By Jack O’Toole, Capitol Bureau  |  A week after President Donald Trump signed an executive order aimed at dismembering the federal Department of Education, S.C. political leaders remain deeply divided over the move.

For some, like Gov. Henry McMaster, it’s a long-overdue effort to return control of education to the states.

“A good education is best shaped by those who know their students and communities—not by Washington bureaucrats,” McMaster spokesman Brandon Charochak told Statehouse Report in a March 27 statement. “Gov. McMaster supports President Trump’s efforts to provide states more control over educational outcomes.”

But others, such as Charleston Democratic Sen. Ed Sutton, see it as a cynical attack on a department that South Carolina residents and school districts rely on for essential funding and expertise.

“When it comes to education, South Carolina is a welfare state,” Sutton said in a March 27 interview. “We can’t get by without federal funding. And without it, the people who are going to suffer are going to be the kids from low income areas and kids with disabilities.”

Sutton says he strongly supports rooting out waste, fraud and abuse in federal education spending. But it’s something he wants done with a scalpel, not gasoline and a box of matches.

“It’s like they’ve got a single rotten board in the house,” Sutton said. “But instead of replacing that board, they’re just burning the whole damn house down.”

Burning down the house?

Founded in 1979, the U.S. Department of Education is the smallest cabinet-level agency in the federal government, with a budget of $238 billion and a narrowly defined set of responsibilities.

Primarily, the department oversees funding for low-income and special-needs students, manages college aid programs and enforces federal civil rights laws in U.S. schools.

Contrary to common misperceptions, it does not set national education standards or impose curricula on local school districts — a job that’s handled by state governors and education officials.

Long a target of GOP budget cutters — President Ronald Reagan tried unsuccessfully to eliminate the agency in the 1980s — the department has been on the chopping block since Trump took office Jan. 20.

Already, roughly half the agency’s workforce has been fired or coaxed into early retirement, with the headcount falling from about 4,400 on Jan. 1 to about 2,400 today.

What’s more, Trump’s March 20 executive order goes much further, directing officials to make preparations for the department’s complete elimination, with its legally mandated duties reassigned to other agencies — though administration officials acknowledge that kind of full dismemberment would require a vote of Congress.

According to current Education Secretary Linda McMahon, downsizing the federal education bureaucracy will improve American schools by redirecting resources into the classroom.

“Today’s reduction in force reflects the Department of Education’s commitment to efficiency, accountability, and ensuring that resources are directed where they matter most: to students, parents, and teachers,” she said in a statement announcing the job cuts.

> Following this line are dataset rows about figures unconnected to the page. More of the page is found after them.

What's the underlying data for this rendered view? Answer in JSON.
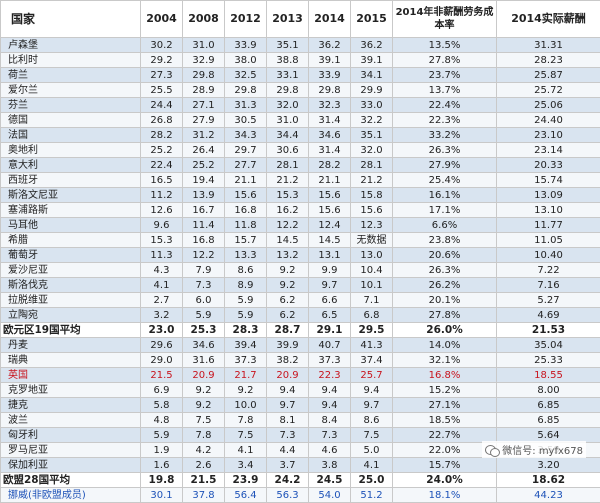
{
  "headers": {
    "country": "国家",
    "years": [
      "2004",
      "2008",
      "2012",
      "2013",
      "2014",
      "2015"
    ],
    "nonwage_cost_rate": "2014年非薪酬劳务成本率",
    "actual_wage": "2014实际薪酬"
  },
  "rows": [
    {
      "country": "卢森堡",
      "values": [
        "30.2",
        "31.0",
        "33.9",
        "35.1",
        "36.2",
        "36.2",
        "13.5%",
        "31.31"
      ]
    },
    {
      "country": "比利时",
      "values": [
        "29.2",
        "32.9",
        "38.0",
        "38.8",
        "39.1",
        "39.1",
        "27.8%",
        "28.23"
      ]
    },
    {
      "country": "荷兰",
      "values": [
        "27.3",
        "29.8",
        "32.5",
        "33.1",
        "33.9",
        "34.1",
        "23.7%",
        "25.87"
      ]
    },
    {
      "country": "爱尔兰",
      "values": [
        "25.5",
        "28.9",
        "29.8",
        "29.8",
        "29.8",
        "29.9",
        "13.7%",
        "25.72"
      ]
    },
    {
      "country": "芬兰",
      "values": [
        "24.4",
        "27.1",
        "31.3",
        "32.0",
        "32.3",
        "33.0",
        "22.4%",
        "25.06"
      ]
    },
    {
      "country": "德国",
      "values": [
        "26.8",
        "27.9",
        "30.5",
        "31.0",
        "31.4",
        "32.2",
        "22.3%",
        "24.40"
      ]
    },
    {
      "country": "法国",
      "values": [
        "28.2",
        "31.2",
        "34.3",
        "34.4",
        "34.6",
        "35.1",
        "33.2%",
        "23.10"
      ]
    },
    {
      "country": "奥地利",
      "values": [
        "25.2",
        "26.4",
        "29.7",
        "30.6",
        "31.4",
        "32.0",
        "26.3%",
        "23.14"
      ]
    },
    {
      "country": "意大利",
      "values": [
        "22.4",
        "25.2",
        "27.7",
        "28.1",
        "28.2",
        "28.1",
        "27.9%",
        "20.33"
      ]
    },
    {
      "country": "西班牙",
      "values": [
        "16.5",
        "19.4",
        "21.1",
        "21.2",
        "21.1",
        "21.2",
        "25.4%",
        "15.74"
      ]
    },
    {
      "country": "斯洛文尼亚",
      "values": [
        "11.2",
        "13.9",
        "15.6",
        "15.3",
        "15.6",
        "15.8",
        "16.1%",
        "13.09"
      ]
    },
    {
      "country": "塞浦路斯",
      "values": [
        "12.6",
        "16.7",
        "16.8",
        "16.2",
        "15.6",
        "15.6",
        "17.1%",
        "13.10"
      ]
    },
    {
      "country": "马耳他",
      "values": [
        "9.6",
        "11.4",
        "11.8",
        "12.2",
        "12.4",
        "12.3",
        "6.6%",
        "11.77"
      ]
    },
    {
      "country": "希腊",
      "values": [
        "15.3",
        "16.8",
        "15.7",
        "14.5",
        "14.5",
        "无数据",
        "23.8%",
        "11.05"
      ]
    },
    {
      "country": "葡萄牙",
      "values": [
        "11.3",
        "12.2",
        "13.3",
        "13.2",
        "13.1",
        "13.0",
        "20.6%",
        "10.40"
      ]
    },
    {
      "country": "爱沙尼亚",
      "values": [
        "4.3",
        "7.9",
        "8.6",
        "9.2",
        "9.9",
        "10.4",
        "26.3%",
        "7.22"
      ]
    },
    {
      "country": "斯洛伐克",
      "values": [
        "4.1",
        "7.3",
        "8.9",
        "9.2",
        "9.7",
        "10.1",
        "26.2%",
        "7.16"
      ]
    },
    {
      "country": "拉脱维亚",
      "values": [
        "2.7",
        "6.0",
        "5.9",
        "6.2",
        "6.6",
        "7.1",
        "20.1%",
        "5.27"
      ]
    },
    {
      "country": "立陶宛",
      "values": [
        "3.2",
        "5.9",
        "5.9",
        "6.2",
        "6.5",
        "6.8",
        "27.8%",
        "4.69"
      ]
    },
    {
      "country": "欧元区19国平均",
      "values": [
        "23.0",
        "25.3",
        "28.3",
        "28.7",
        "29.1",
        "29.5",
        "26.0%",
        "21.53"
      ],
      "style": "avg"
    },
    {
      "country": "丹麦",
      "values": [
        "29.6",
        "34.6",
        "39.4",
        "39.9",
        "40.7",
        "41.3",
        "14.0%",
        "35.04"
      ]
    },
    {
      "country": "瑞典",
      "values": [
        "29.0",
        "31.6",
        "37.3",
        "38.2",
        "37.3",
        "37.4",
        "32.1%",
        "25.33"
      ]
    },
    {
      "country": "英国",
      "values": [
        "21.5",
        "20.9",
        "21.7",
        "20.9",
        "22.3",
        "25.7",
        "16.8%",
        "18.55"
      ],
      "style": "red"
    },
    {
      "country": "克罗地亚",
      "values": [
        "6.9",
        "9.2",
        "9.2",
        "9.4",
        "9.4",
        "9.4",
        "15.2%",
        "8.00"
      ]
    },
    {
      "country": "捷克",
      "values": [
        "5.8",
        "9.2",
        "10.0",
        "9.7",
        "9.4",
        "9.7",
        "27.1%",
        "6.85"
      ]
    },
    {
      "country": "波兰",
      "values": [
        "4.8",
        "7.5",
        "7.8",
        "8.1",
        "8.4",
        "8.6",
        "18.5%",
        "6.85"
      ]
    },
    {
      "country": "匈牙利",
      "values": [
        "5.9",
        "7.8",
        "7.5",
        "7.3",
        "7.3",
        "7.5",
        "22.7%",
        "5.64"
      ]
    },
    {
      "country": "罗马尼亚",
      "values": [
        "1.9",
        "4.2",
        "4.1",
        "4.4",
        "4.6",
        "5.0",
        "22.0%",
        "3.59"
      ]
    },
    {
      "country": "保加利亚",
      "values": [
        "1.6",
        "2.6",
        "3.4",
        "3.7",
        "3.8",
        "4.1",
        "15.7%",
        "3.20"
      ]
    },
    {
      "country": "欧盟28国平均",
      "values": [
        "19.8",
        "21.5",
        "23.9",
        "24.2",
        "24.5",
        "25.0",
        "24.0%",
        "18.62"
      ],
      "style": "avg"
    },
    {
      "country": "挪威(非欧盟成员)",
      "values": [
        "30.1",
        "37.8",
        "56.4",
        "56.3",
        "54.0",
        "51.2",
        "18.1%",
        "44.23"
      ],
      "style": "blue"
    }
  ],
  "watermark": {
    "text": "微信号:  myfx678",
    "icon": "wechat-icon"
  },
  "colors": {
    "odd_row": "#d9e4f0",
    "even_row": "#f4f7fa",
    "red_text": "#c8141e",
    "blue_text": "#1d52b8"
  }
}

But many local education officials, such as Somerville, Mass., School Committee Chair Ilana Krepchin, who’s part of a federal lawsuit to overturn the cuts, say Trump’s actions could devastate local schools.

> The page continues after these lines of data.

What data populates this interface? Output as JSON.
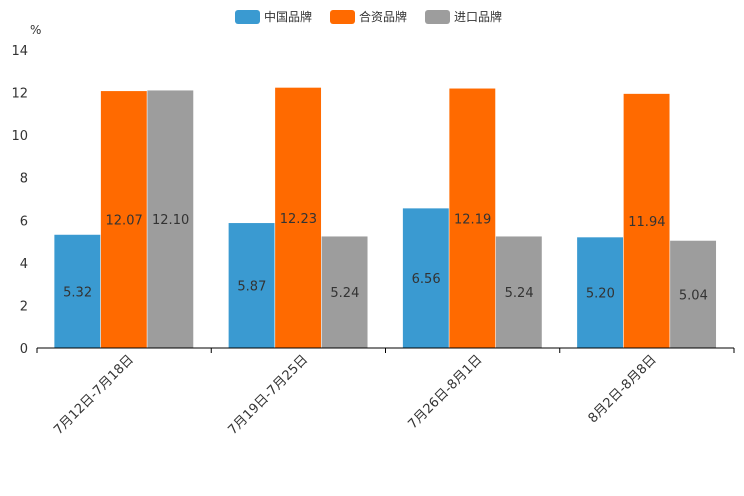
{
  "chart_data": {
    "type": "bar",
    "unit_label": "%",
    "categories": [
      "7月12日-7月18日",
      "7月19日-7月25日",
      "7月26日-8月1日",
      "8月2日-8月8日"
    ],
    "series": [
      {
        "name": "中国品牌",
        "color": "#3a9ad1",
        "values": [
          5.32,
          5.87,
          6.56,
          5.2
        ],
        "labels": [
          "5.32",
          "5.87",
          "6.56",
          "5.20"
        ]
      },
      {
        "name": "合资品牌",
        "color": "#ff6a00",
        "values": [
          12.07,
          12.23,
          12.19,
          11.94
        ],
        "labels": [
          "12.07",
          "12.23",
          "12.19",
          "11.94"
        ]
      },
      {
        "name": "进口品牌",
        "color": "#9d9d9d",
        "values": [
          12.1,
          5.24,
          5.24,
          5.04
        ],
        "labels": [
          "12.10",
          "5.24",
          "5.24",
          "5.04"
        ]
      }
    ],
    "ylim": [
      0,
      14
    ],
    "yticks": [
      "0",
      "2",
      "4",
      "6",
      "8",
      "10",
      "12",
      "14"
    ],
    "legend_position": "top-center",
    "grid": false
  }
}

“Dismantling it would cause real harm — not only to our students and schools, but to communities across the country,” Krepchin said in a March 24 news release about the lawsuit.

Meanwhile in South Carolina

S.C. Education Association President Sherry East echoed those concerns in a March 27 interview, noting that the federal Department of Education provides more than 10% of school funding in the Palmetto State.

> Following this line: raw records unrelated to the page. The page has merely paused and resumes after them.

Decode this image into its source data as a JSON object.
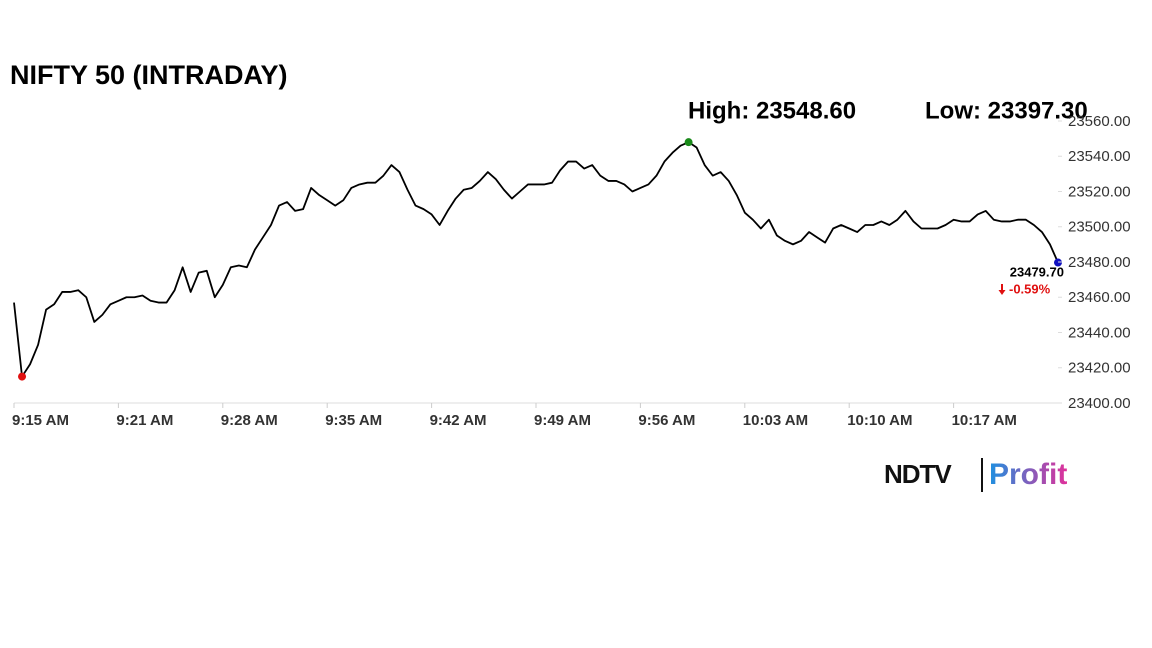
{
  "chart_data": {
    "type": "line",
    "title": "NIFTY 50 (INTRADAY)",
    "high_label": "High: 23548.60",
    "low_label": "Low: 23397.30",
    "last_label": "23479.70",
    "change_label": "-0.59%",
    "brand": [
      "NDTV",
      "Profit"
    ],
    "color": "#000000",
    "high_color": "#1a8a1a",
    "low_color": "#e01010",
    "last_color": "#1010c0",
    "change_color": "#e01010",
    "high_index": 84,
    "low_index": 1,
    "last_index": 130,
    "categories": [
      "9:15 AM",
      null,
      null,
      null,
      null,
      null,
      null,
      null,
      null,
      null,
      null,
      null,
      null,
      "9:21 AM",
      null,
      null,
      null,
      null,
      null,
      null,
      null,
      null,
      null,
      null,
      null,
      null,
      "9:28 AM",
      null,
      null,
      null,
      null,
      null,
      null,
      null,
      null,
      null,
      null,
      null,
      null,
      "9:35 AM",
      null,
      null,
      null,
      null,
      null,
      null,
      null,
      null,
      null,
      null,
      null,
      null,
      "9:42 AM",
      null,
      null,
      null,
      null,
      null,
      null,
      null,
      null,
      null,
      null,
      null,
      null,
      "9:49 AM",
      null,
      null,
      null,
      null,
      null,
      null,
      null,
      null,
      null,
      null,
      null,
      null,
      "9:56 AM",
      null,
      null,
      null,
      null,
      null,
      null,
      null,
      null,
      null,
      null,
      null,
      null,
      "10:03 AM",
      null,
      null,
      null,
      null,
      null,
      null,
      null,
      null,
      null,
      null,
      null,
      null,
      "10:10 AM",
      null,
      null,
      null,
      null,
      null,
      null,
      null,
      null,
      null,
      null,
      null,
      null,
      "10:17 AM",
      null,
      null,
      null,
      null,
      null,
      null,
      null,
      null,
      null,
      null,
      null,
      null,
      null
    ],
    "values": [
      23457,
      23415,
      23422,
      23433,
      23453,
      23456,
      23463,
      23463,
      23464,
      23460,
      23446,
      23450,
      23456,
      23458,
      23460,
      23460,
      23461,
      23458,
      23457,
      23457,
      23464,
      23477,
      23463,
      23474,
      23475,
      23460,
      23467,
      23477,
      23478,
      23477,
      23487,
      23494,
      23501,
      23512,
      23514,
      23509,
      23510,
      23522,
      23518,
      23515,
      23512,
      23515,
      23522,
      23524,
      23525,
      23525,
      23529,
      23535,
      23531,
      23521,
      23512,
      23510,
      23507,
      23501,
      23509,
      23516,
      23521,
      23522,
      23526,
      23531,
      23527,
      23521,
      23516,
      23520,
      23524,
      23524,
      23524,
      23525,
      23532,
      23537,
      23537,
      23533,
      23535,
      23529,
      23526,
      23526,
      23524,
      23520,
      23522,
      23524,
      23529,
      23537,
      23542,
      23546,
      23548,
      23545,
      23535,
      23529,
      23531,
      23526,
      23518,
      23508,
      23504,
      23499,
      23504,
      23495,
      23492,
      23490,
      23492,
      23497,
      23494,
      23491,
      23499,
      23501,
      23499,
      23497,
      23501,
      23501,
      23503,
      23501,
      23504,
      23509,
      23503,
      23499,
      23499,
      23499,
      23501,
      23504,
      23503,
      23503,
      23507,
      23509,
      23504,
      23503,
      23503,
      23504,
      23504,
      23501,
      23497,
      23490,
      23479.7
    ],
    "ylim": [
      23400,
      23560
    ],
    "yticks": [
      {
        "value": 23400,
        "label": "23400.00"
      },
      {
        "value": 23420,
        "label": "23420.00"
      },
      {
        "value": 23440,
        "label": "23440.00"
      },
      {
        "value": 23460,
        "label": "23460.00"
      },
      {
        "value": 23480,
        "label": "23480.00"
      },
      {
        "value": 23500,
        "label": "23500.00"
      },
      {
        "value": 23520,
        "label": "23520.00"
      },
      {
        "value": 23540,
        "label": "23540.00"
      },
      {
        "value": 23560,
        "label": "23560.00"
      }
    ],
    "grid": false
  }
}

“Our concern is that a lot of the money coming out of Washington is earmarked for special needs and low income students,” East said. “We need to make sure those communities are protected.”

Moreover, she says she worries about putting a major restructuring of U.S. education in the hands of officials with little or no education experience. McMahon, for example, is the co-founder and former CEO of World Wrestling Entertainment.

“I’m not sure who’s advising them on education policy at this point,” East said. “Anytime you have non-educators in charge of education, it worries me, because they’ve never worked in a school and lived it.”

Those concerns were front and center at a March 19 S.C. House Oversight Committee hearing, where members pressed state Education Superintendent Ellen Weaver on the threat Washington cutbacks could pose to special-needs and poor children here in the Palmetto State.

“Right now, we’re in intensive conversations with our local superintendents and also with the new folks in Washington,” Weaver told the committee. “We have an ironclad commitment to ensure that our low-income students and our special needs students don’t miss a minute of what they are owed.”

Nevertheless, she acknowledged that the road ahead would likely be marked by “bumps and friction” as the administration’s plans became clearer.

“We really don’t know what we’re going to be dealing with,” Weaver said.